Probably the biggest news story of 1928 was the war-making nations of the world coming together on August 27th and legally outlawing war. It's a story that's not told in our history books, but it's not secret CIA history. There was no CIA. There was virtually no weapons industry as we know it. There weren't two political parties in the United States uniting in support of war after war. In fact, the four biggest political parties in the United States all backed abolishing war.
Cue whining, polysyllabic screech: "But it didn't wooooooooork!"
I wouldn't be bothering with it if it had. In its defense, the Kellogg-Briand Pact (look it up or read my book) was used to prosecute the makers of war on the losing sides following World War II (an historic first), and -- for whatever combination of reasons (nukes? enlightenment? luck?) -- the armed nations of the world have not waged war on each other since, preferring to slaughter the world's poor instead. Significant compliance following the very first prosecution is a record that almost no other law can claim.
The Kellogg-Briand Pact has two chief values, as I see it. First, it's the law of the land in 85 nations including the United States, and it bans all war-making. For those who claim that the U.S. Constitution sanctions or requires wars regardless of treaty obligations, the Peace Pact is no more relevant than the U.N. Charter or the Geneva Conventions or the Anti-Torture Convention or any other treaty. But for those who read the laws as they are written, beginning to comply with the Kellogg-Briand Pact makes far more sense than legalizing drone murders or torture or bribery or corporate personhood or imprisonment without trial or any of the other lovely practices we've been "legalizing" on the flimsiest of legal arguments. I'm not against new national or international laws against war; ban it 1,000 times, by all means, if there's the slightest chance that one of them will stick. But there is, for what it's worth, already a law on the books if we care to acknowledge it.
Second, the movement that created the Pact of Paris grew out of a widespread mainstream international understanding that war must be abolished, as slavery and blood feuds and duelling and other institutions were being abolished. While advocates of outlawing war believed other steps would be required: a change in the culture, demilitarization, the establishment of international authorities and nonviolent forms of conflict resolution, prosecutions and targeted sanctions against war-makers; while most believed this would be the work of generations; while the forces leading toward World War II were understood and protested against for decades; the explicit and successful intention was to make a start of it by outlawing and formally renouncing and rendering illegitimate all war, not aggressive war or unsanctioned war or inappropriate war, but war.
In the never-ending aftermath of World War II, the U.N. Charter has formalized and popularized a very different conception of war's legality.
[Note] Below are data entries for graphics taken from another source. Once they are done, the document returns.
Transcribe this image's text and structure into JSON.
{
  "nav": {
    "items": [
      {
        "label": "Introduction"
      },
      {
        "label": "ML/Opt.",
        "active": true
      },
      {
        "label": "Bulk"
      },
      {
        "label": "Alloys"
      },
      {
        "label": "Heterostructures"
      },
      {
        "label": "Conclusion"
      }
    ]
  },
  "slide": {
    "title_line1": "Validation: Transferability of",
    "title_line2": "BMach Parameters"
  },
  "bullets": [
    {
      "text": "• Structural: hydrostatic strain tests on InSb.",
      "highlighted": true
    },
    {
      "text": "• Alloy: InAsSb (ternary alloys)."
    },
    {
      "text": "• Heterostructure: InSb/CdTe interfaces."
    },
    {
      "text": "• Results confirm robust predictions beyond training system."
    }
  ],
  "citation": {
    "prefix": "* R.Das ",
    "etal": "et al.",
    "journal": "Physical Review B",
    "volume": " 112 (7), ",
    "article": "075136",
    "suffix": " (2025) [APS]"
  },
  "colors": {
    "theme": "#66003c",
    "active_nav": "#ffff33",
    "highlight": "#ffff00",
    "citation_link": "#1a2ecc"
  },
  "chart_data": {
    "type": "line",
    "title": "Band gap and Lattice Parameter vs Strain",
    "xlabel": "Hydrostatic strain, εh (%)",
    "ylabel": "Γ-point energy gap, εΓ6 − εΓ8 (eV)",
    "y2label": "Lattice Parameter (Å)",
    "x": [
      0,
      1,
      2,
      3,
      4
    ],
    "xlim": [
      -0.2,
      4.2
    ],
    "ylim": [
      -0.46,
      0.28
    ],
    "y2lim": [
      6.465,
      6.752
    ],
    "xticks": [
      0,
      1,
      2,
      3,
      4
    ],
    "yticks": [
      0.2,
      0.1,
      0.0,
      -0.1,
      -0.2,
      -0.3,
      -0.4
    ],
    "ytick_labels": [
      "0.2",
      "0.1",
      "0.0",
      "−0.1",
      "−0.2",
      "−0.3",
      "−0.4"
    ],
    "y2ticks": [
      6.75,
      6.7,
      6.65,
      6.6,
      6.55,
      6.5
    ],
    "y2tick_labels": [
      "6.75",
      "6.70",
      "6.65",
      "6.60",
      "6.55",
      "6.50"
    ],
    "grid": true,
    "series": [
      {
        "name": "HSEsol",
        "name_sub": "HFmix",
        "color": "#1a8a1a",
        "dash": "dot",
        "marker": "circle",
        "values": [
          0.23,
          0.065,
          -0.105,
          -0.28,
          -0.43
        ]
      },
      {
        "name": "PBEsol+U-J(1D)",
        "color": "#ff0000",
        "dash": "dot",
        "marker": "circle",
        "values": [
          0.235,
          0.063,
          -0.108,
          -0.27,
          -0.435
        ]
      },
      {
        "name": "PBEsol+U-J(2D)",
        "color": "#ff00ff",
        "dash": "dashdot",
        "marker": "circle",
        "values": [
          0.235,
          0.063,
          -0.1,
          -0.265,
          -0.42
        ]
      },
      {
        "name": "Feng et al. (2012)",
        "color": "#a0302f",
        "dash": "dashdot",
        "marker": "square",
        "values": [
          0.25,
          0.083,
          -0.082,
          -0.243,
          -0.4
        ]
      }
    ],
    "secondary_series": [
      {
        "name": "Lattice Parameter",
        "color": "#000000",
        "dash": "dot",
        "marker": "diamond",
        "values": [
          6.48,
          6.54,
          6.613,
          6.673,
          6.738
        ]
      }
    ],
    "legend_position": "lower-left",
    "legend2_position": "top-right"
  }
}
I've just interviewed Ben Ferencz, aged 94, the last living Nuremberg prosecutor, for an upcoming edition of Talk Nation Radio. He describes the Nuremberg prosecutions as happening under the framework of the U.N. Charter, or something identical to it, despite the chronological problem. He believes that the U.S. invasion of Iraq was illegal. But he claims not to know whether the U.S. invasion and ongoing over-12-year war on Afghanistan is legal or not. Why? Not because it fits either of the two gaping loopholes opened up by the U.N. Charter, that is: not because it is U.N.-authorized or defensive, but -- as far as I can make out -- just because those loopholes exist and therefore wars might be legal and it's unpleasant to acknowledge that the wars waged by one's own nation are not.
Of course, plenty of people thought more or less like that in the 1920s and 1930s, but plenty of people also did not. In the era of the United Nations, NATO, the CIA, and Lockheed Martin we have seen steady progress in the doomed attempt, not to eliminate war, but to civilize it. The United States leads the way in arming the rest of the world, maintaining a military presence in most of the world, and launching wars. Western allies and nations armed, free-of-charge, by the United States, including Israel, advance war-making and war-civilizing, not war-abolition. The notion that war can be eliminated using the tool of war, making war on war-makers in order to teach them not to make war, has had a far longer run than the Kellogg-Briand Pact had prior to its supposed failure and the Truman Administration's remaking of the U.S. government into a permanent war machine in the cause of progress.
Civilizing war for the benefit of the world has been an abysmal failure. We now have wars launched on unarmed defenseless people thousands of miles away in the name of "defense." We now have wars depicted as U.N.-authorized because the U.N. once passed a resolution related to the nation being destroyed. And just seconds before the Israeli military blows up your house in Gaza, they ring you up on the telephone to give you a proper warning.
I remember a comedy sketch from Steve Martin mocking the phony politeness of Los Angeles: a line of people waited their turn to withdraw cash from a bank machine, while a line of armed robbers waited their turn in a separate line to politely ask for and steal each person's money. War is past the point of such parody. There is no space left for satire. Governments are phoning families to tell them they're about to be slaughtered, and then bombing the shelters they flee to if they manage to flee.
Is mass-murder acceptable if done without rape or torture or excessive targeting of children or the use of particular types of chemical weapons, as long as the victims are telephoned first or the murderers are associated with a group of people harmed by war several decades back?